Ainsi, par une circulaire du 20 décembre 1999 relative aux avantages en nature attribués aux titulaires de certains emplois fonctionnels des collectivités locales, le Gouvernement avait précisé que : « Les frais de représentation ne s’inscrivent pas dans le régime indemnitaire servi aux titulaires d’emplois fonctionnels en application des textes qui les régissent », et qu’il s’agissait « d’un crédit ouvert par l’assemblée territoriale, au budget de fonctionnement de la collectivité … le remboursement des dépenses engagées à ce titre ne pourra s’effectuer que sur présentation des pièces justifiant ces dépenses ». Par un arrêt en date du 1er février 2006 « Préfet du Puy-de-Dôme c/ Commune de Pont-du-Château », le Conseil d’État a apporté des précisions : les dispositions de l’article 21 de la loi du 28 novembre 1990 portant modification de certains articles du Code des communes, qui confèrent compétence à l’organe délibérant des collectivités publiques concernées pour fixer les frais de représentation inhérents aux fonctions des agents occupant les emplois fonctionnels qu’elles énoncent, sont immédiatement applicables sans que soit nécessaire l’édiction par les autorités de l’Etat d’un texte réglementaire, que d’ailleurs, ni la loi du 28 novembre 1990 ni la loi du 12 juillet 1999, qui les a introduites, ne prévoient.

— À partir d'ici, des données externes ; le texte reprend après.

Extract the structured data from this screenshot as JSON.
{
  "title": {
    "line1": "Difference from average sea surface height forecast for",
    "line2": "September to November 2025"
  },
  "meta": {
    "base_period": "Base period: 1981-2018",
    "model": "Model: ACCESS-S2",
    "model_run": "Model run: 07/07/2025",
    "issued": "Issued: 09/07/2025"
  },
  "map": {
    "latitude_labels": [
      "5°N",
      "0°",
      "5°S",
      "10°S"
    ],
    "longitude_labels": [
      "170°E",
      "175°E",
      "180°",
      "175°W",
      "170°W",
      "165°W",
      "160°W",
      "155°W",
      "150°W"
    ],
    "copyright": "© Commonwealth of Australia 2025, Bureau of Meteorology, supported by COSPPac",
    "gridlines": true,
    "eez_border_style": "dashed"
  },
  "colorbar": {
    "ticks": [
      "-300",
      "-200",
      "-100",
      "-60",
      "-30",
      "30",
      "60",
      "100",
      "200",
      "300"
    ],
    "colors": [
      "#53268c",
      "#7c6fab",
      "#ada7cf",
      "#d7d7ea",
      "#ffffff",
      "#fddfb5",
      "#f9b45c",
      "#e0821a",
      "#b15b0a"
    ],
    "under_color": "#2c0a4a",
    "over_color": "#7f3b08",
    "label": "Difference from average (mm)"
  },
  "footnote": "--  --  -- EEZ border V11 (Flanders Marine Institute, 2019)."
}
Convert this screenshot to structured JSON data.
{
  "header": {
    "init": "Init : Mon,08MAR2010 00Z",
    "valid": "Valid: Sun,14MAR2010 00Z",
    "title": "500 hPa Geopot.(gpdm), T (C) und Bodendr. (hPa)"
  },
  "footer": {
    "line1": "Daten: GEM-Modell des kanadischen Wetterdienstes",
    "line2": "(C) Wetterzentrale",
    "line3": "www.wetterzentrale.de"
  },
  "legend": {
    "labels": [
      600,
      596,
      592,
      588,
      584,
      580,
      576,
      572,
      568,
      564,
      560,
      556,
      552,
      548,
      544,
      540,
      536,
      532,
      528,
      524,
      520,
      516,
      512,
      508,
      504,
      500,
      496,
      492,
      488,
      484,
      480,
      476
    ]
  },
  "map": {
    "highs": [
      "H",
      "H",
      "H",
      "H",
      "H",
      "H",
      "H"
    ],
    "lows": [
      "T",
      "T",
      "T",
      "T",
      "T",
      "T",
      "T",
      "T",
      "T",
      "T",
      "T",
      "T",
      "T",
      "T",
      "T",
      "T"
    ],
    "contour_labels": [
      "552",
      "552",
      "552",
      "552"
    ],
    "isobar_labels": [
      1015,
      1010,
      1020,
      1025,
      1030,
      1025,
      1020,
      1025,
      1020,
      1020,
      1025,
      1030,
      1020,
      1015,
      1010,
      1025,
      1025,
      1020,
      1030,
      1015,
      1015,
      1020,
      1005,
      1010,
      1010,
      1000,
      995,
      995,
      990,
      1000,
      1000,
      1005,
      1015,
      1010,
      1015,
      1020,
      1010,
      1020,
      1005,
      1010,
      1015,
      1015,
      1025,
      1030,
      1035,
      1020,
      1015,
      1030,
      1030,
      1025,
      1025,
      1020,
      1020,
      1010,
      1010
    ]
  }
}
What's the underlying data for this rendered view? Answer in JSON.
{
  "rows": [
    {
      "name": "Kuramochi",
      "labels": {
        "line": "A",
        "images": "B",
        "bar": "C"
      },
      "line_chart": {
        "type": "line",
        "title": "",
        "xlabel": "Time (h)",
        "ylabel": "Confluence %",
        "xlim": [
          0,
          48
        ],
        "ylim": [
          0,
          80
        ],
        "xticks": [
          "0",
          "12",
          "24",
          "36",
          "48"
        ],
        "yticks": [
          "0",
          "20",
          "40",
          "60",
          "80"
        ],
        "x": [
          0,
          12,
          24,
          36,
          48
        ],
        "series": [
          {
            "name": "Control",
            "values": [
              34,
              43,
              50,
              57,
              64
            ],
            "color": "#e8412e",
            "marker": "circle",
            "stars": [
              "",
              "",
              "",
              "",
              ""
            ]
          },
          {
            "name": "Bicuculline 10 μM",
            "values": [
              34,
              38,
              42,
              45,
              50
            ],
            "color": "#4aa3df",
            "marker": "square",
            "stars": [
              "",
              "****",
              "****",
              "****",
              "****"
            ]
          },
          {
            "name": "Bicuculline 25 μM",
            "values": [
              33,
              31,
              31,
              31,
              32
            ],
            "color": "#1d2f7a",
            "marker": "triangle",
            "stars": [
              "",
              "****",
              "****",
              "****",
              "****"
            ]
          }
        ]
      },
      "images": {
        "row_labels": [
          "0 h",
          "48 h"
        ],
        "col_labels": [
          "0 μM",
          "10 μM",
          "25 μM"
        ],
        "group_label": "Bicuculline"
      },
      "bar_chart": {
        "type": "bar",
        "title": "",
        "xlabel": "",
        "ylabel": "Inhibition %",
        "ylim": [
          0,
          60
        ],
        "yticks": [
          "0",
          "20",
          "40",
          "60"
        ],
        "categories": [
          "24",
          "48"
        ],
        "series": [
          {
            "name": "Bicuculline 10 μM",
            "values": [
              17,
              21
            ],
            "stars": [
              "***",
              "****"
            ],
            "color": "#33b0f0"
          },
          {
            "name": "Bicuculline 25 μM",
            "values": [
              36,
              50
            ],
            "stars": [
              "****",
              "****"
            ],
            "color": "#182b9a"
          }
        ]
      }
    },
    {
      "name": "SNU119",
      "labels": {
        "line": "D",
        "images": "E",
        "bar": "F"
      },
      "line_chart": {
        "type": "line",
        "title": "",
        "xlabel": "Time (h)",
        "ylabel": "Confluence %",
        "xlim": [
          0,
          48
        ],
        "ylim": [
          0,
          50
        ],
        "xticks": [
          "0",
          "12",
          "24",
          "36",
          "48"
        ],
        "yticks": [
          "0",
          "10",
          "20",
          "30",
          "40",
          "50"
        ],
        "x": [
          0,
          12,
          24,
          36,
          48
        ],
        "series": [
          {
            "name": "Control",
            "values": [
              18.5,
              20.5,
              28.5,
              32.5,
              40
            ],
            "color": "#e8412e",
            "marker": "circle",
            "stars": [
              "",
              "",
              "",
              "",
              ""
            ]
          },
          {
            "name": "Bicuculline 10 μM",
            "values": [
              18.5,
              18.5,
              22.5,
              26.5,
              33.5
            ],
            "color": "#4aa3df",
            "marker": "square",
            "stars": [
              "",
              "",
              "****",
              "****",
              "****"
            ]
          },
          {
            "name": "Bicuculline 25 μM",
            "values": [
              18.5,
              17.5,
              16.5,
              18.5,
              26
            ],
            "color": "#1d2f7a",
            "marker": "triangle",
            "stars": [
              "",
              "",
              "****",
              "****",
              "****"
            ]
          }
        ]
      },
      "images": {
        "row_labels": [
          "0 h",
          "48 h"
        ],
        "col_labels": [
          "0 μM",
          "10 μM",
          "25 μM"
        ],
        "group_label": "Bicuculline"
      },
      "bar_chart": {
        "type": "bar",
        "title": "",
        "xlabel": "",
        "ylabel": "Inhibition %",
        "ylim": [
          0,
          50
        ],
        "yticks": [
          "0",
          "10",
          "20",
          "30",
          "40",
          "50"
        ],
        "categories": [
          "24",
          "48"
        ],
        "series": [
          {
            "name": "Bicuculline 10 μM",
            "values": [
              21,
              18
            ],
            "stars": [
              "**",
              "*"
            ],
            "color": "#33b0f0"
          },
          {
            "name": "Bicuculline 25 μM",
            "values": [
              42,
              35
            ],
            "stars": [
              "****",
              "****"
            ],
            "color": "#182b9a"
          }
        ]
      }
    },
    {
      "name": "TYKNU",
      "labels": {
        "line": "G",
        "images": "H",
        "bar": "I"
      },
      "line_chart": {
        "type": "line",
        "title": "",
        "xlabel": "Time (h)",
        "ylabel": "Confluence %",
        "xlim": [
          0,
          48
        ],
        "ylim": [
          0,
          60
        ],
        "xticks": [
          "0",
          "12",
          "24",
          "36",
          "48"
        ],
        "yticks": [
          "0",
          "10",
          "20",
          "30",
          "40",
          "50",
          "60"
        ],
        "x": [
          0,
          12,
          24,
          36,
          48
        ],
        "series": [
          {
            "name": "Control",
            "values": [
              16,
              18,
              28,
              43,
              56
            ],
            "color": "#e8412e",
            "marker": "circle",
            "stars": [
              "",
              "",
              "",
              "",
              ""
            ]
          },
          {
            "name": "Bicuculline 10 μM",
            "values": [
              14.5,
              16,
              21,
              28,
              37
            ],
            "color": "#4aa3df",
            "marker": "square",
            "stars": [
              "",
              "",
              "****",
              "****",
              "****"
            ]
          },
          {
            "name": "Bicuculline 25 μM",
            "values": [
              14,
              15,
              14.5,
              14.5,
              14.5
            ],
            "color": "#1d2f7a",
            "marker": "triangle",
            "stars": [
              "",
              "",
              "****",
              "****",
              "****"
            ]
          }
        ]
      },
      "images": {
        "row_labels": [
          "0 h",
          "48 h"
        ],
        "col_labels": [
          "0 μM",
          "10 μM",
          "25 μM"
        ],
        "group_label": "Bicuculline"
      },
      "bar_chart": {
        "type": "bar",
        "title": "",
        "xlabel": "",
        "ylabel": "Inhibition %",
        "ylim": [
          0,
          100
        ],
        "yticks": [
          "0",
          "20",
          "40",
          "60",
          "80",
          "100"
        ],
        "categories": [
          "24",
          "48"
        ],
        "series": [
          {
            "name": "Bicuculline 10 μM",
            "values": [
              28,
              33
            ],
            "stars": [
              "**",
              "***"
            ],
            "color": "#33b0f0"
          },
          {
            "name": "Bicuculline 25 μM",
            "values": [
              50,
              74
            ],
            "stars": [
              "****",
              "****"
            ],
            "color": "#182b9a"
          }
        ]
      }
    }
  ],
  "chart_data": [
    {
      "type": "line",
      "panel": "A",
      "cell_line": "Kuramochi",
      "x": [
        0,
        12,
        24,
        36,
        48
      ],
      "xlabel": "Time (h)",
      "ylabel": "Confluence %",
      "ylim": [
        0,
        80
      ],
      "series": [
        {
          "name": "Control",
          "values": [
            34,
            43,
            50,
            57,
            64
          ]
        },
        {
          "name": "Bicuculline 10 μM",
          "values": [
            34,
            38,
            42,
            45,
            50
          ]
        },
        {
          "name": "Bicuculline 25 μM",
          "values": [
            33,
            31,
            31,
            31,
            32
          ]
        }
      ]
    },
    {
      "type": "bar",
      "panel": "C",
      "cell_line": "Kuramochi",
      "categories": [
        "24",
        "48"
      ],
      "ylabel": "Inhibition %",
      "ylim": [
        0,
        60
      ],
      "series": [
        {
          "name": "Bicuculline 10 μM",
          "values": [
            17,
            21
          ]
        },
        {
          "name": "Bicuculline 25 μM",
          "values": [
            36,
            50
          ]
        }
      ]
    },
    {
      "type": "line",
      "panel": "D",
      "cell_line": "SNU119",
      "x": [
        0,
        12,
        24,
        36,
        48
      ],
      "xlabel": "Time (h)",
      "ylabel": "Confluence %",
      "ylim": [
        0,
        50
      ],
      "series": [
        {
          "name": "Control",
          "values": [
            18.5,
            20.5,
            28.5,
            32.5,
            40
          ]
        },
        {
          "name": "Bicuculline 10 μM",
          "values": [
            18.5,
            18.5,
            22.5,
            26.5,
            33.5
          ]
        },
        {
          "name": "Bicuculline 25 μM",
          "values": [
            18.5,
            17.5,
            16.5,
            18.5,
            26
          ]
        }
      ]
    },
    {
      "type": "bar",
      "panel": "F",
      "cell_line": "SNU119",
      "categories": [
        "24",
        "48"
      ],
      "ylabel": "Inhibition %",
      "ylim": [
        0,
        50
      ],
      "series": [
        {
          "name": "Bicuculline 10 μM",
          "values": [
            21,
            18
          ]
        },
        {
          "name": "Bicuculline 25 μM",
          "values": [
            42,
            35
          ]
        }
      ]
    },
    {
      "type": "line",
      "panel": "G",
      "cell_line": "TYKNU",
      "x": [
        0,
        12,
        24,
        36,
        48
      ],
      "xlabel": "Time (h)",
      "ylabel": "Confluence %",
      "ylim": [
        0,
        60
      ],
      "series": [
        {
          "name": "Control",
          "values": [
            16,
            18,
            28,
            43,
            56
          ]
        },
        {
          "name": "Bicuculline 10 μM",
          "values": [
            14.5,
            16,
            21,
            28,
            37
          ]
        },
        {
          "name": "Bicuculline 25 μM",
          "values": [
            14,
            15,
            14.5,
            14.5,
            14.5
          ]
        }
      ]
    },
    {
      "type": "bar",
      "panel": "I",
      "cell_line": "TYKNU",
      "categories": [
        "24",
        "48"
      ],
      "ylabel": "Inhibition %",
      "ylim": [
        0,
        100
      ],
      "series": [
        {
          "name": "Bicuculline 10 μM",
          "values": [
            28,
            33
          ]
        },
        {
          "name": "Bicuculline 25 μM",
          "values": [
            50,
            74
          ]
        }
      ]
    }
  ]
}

Les dispositions de l’article 21 de la loi du 28 novembre 1990 qui ne précisent pas les modalités de détermination et de versement par les collectivités publiques concernées des frais de représentation, permettent à leurs organes délibérants d’instaurer le versement d’une somme forfaitaire au titre de ces frais, sous réserve que ce forfait ne soit pas disproportionné par rapport aux frais que peuvent normalement impliquer de telles fonctions.

Le versement d’une somme forfaitaire aux agents intéressés, lorsqu’il n’est pas subordonné à la production de justificatifs, constitue un complément de rémunération, soumis au principe de parité dont s’inspire l’article 88 de la loi du 26 janvier 1984.

Dans le cas où, en revanche, la collectivité concernée institue une dotation budgétaire permettant la prise en charge directe des frais par elle-même ou le remboursement, le cas échéant sous forme forfaitaire, des dépenses de représentation exposées par les agents et dûment justifiées, les sommes considérées n’ont pas le caractère de compléments de rémunération et ne sont donc pas soumises au principe de parité.